江苏农业学报[ISSN:1006-6977/CN:61-1281/TN]

卷:
42
期数:
2026年04期
页码:
659-669
栏目:
遗传育种·生理生化
出版日期:
2026-04-30

文章信息/Info

Title:
Symbiotic effect of the OsCERK1DY gene introduced into indica rice with arbuscular mycorrhizal (AM) fungi
作者:
杨宙邹国兴韩瑞才朱珊汤国平邓伟黄仁良
(江西省农业科学院水稻研究所/水稻国家工程研究中心<南昌>/农业农村部双季稻种质创新与育种重点实验室<部省共建>,江西南昌330200)
Author(s):
YANG ZhouZOU GuoxingHAN RuicaiZHU ShanTANG GuopingDENG WeiHUANG Renliang
(Rice Research Institute, Jiangxi Academy of Agricultural Sciences/National Engineering Research Center of Rice (Nanchang)/Key Laboratory of Germplasm Innovation and Breeding of Double-cropping Rice (Co-construction by Ministry and Province), Ministry of Agriculture and Rural Affairs, Nanchang 330200, China)
关键词:
OsCERK1DY基因丛枝菌根(AM)真菌籼稻共生效应
Keywords:
OsCERK1DY genearbuscular mycorrhizal (AM) fungiindica ricesymbiotic effect
分类号:
S511.2+1
DOI:
doi:10.3969/j.issn.1000-4440.2026.04.002
文献标志码:
A
摘要:
本研究以籼稻恢复系春恢350为对照,以导入丛枝菌根(Arbuscular mycorrhizae, AM)真菌高效共生基因OsCERK1DY的单片段代换系春恢356为材料,设置4个磷肥施用水平,分别为磷肥施用量0 kg/hm2(P0,不施磷)、常规施磷量的50%(P50)、常规施磷量的75%(P75)和常规施磷量(P100,P2O5施用量为75 kg/hm2),评价OsCERK1DY基因在籼稻中与丛枝菌根(AM)真菌的共生效应。结果表明,与春恢350相比,春恢356根系中AM真菌定殖率大幅提升;总体来说,在田间不同磷肥水平下其叶绿素含量、干物质量、磷吸收量和磷肥吸收利用率高于春恢350。2年田间试验结果显示,春恢356有效穗数在不同磷肥水平下都显著高于春恢350(P<0.05),在P0、P50、P75 3个磷肥水平下春恢356实际产量显著高于春恢350(P<0.05)。通过对水稻根际土壤微生物多样性分析,结果显示,与春恢350相比,春恢356根际土壤微生物具有更高的物种丰富度和多样性,富集了较多金黄杆菌属(Chryseobacterium)细菌和埃氏慢生根瘤菌属(Bradyrhizobium)细菌,碳氢化合物降解功能基因和固氮作用功能基因相对丰度显著(P<0.05)或极显著(P<0.01)增加。综上所述,将OsCERK1DY基因导入籼稻可以产生有益的共生效应,可用于培育养分高效利用的水稻品种。
Abstract:
In this study, using the indica rice restorer line Chunhui 350 as the control and the single-segment substitution line Chunhui 356, which carries the arbuscular mycorrhizal (AM) fungus high-efficiency symbiosis gene OsCERK1DY, as the experimental material, four phosphorus (P) fertilizer application levels were set: 0 kg/hm2 (P0), 50% of the conventional phosphorus application rate (P50), 75% of the conventional phosphorus application rate (P75), and the conventional phosphorus application rate (P100, with P2O5 application at 75 kg/hm2). The symbiotic effect of the OsCERK1DY gene with arbuscular mycorrhizal (AM) fungi in indica rice was evaluated.
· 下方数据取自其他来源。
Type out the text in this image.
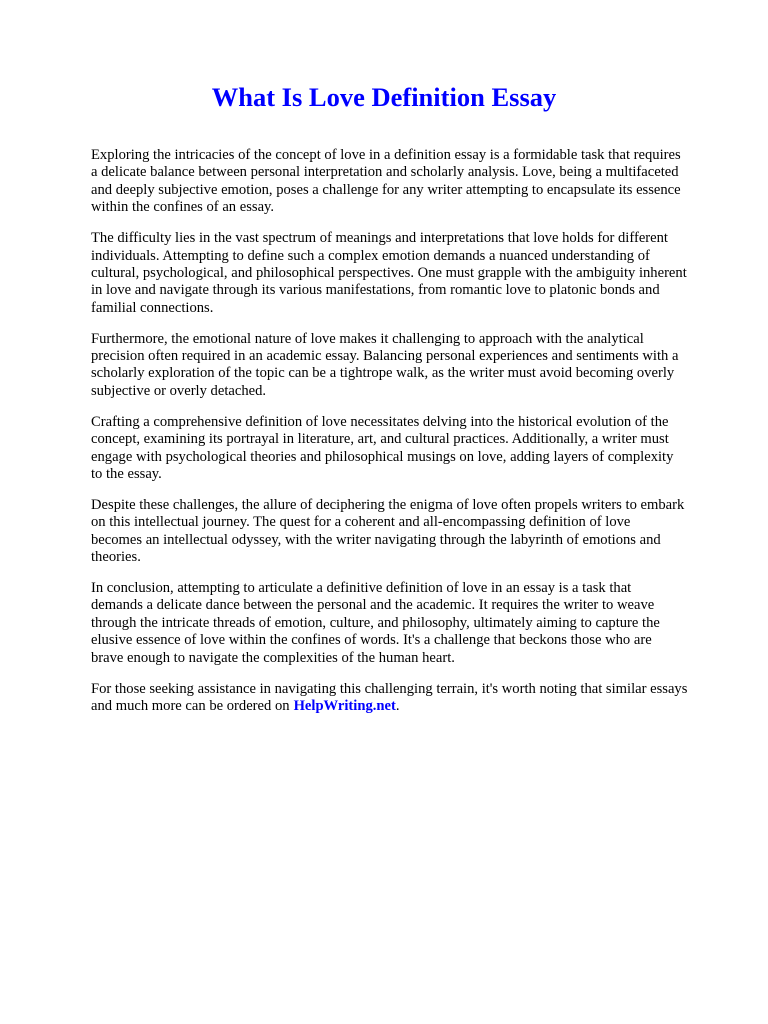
What Is Love Definition Essay

Exploring the intricacies of the concept of love in a definition essay is a formidable task that requires
a delicate balance between personal interpretation and scholarly analysis. Love, being a multifaceted
and deeply subjective emotion, poses a challenge for any writer attempting to encapsulate its essence
within the confines of an essay.

The difficulty lies in the vast spectrum of meanings and interpretations that love holds for different
individuals. Attempting to define such a complex emotion demands a nuanced understanding of
cultural, psychological, and philosophical perspectives. One must grapple with the ambiguity inherent
in love and navigate through its various manifestations, from romantic love to platonic bonds and
familial connections.

Furthermore, the emotional nature of love makes it challenging to approach with the analytical
precision often required in an academic essay. Balancing personal experiences and sentiments with a
scholarly exploration of the topic can be a tightrope walk, as the writer must avoid becoming overly
subjective or overly detached.

Crafting a comprehensive definition of love necessitates delving into the historical evolution of the
concept, examining its portrayal in literature, art, and cultural practices. Additionally, a writer must
engage with psychological theories and philosophical musings on love, adding layers of complexity
to the essay.

Despite these challenges, the allure of deciphering the enigma of love often propels writers to embark
on this intellectual journey. The quest for a coherent and all-encompassing definition of love
becomes an intellectual odyssey, with the writer navigating through the labyrinth of emotions and
theories.

In conclusion, attempting to articulate a definitive definition of love in an essay is a task that
demands a delicate dance between the personal and the academic. It requires the writer to weave
through the intricate threads of emotion, culture, and philosophy, ultimately aiming to capture the
elusive essence of love within the confines of words. It's a challenge that beckons those who are
brave enough to navigate the complexities of the human heart.

For those seeking assistance in navigating this challenging terrain, it's worth noting that similar essays
and much more can be ordered on HelpWriting.net.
The results showed that, compared with Chunhui 350, the AM fungal colonization rate in the roots of Chunhui 356 was significantly increased. Overall, under different phosphorus fertilizer levels in the field, its chlorophyll content, dry matter weight, phosphorus uptake, and phosphorus fertilizer use efficiency were higher than those of Chunhui 350. Results of the two-year field experiment showed that the effective panicle number of Chunhui 356 was significantly higher than that of Chunhui 350 under all phosphorus fertilizer levels (P<0.05). Under the three treatments P0, P50, and P75, the actual yield of Chunhui 356 was significantly higher than that of Chunhui 350 (P<0.05). Analysis of the rice rhizosphere soil microbial diversity showed that, compared with Chunhui 350, the rhizosphere soil of Chunhui 356 exhibited higher species richness and diversity, with enrichment of more bacteria from the genera Chryseobacterium and Bradyrhizobium. The relative abundances of functional genes related to hydrocarbon degradation and nitrogen fixation were significantly (P<0.05) or extremely significantly (P<0.01) increased. In conclusion, introducing the OsCERK1DY gene into indica rice can produce beneficial symbiotic effects and can be used to breed rice cultivars with high nutrient use efficiency.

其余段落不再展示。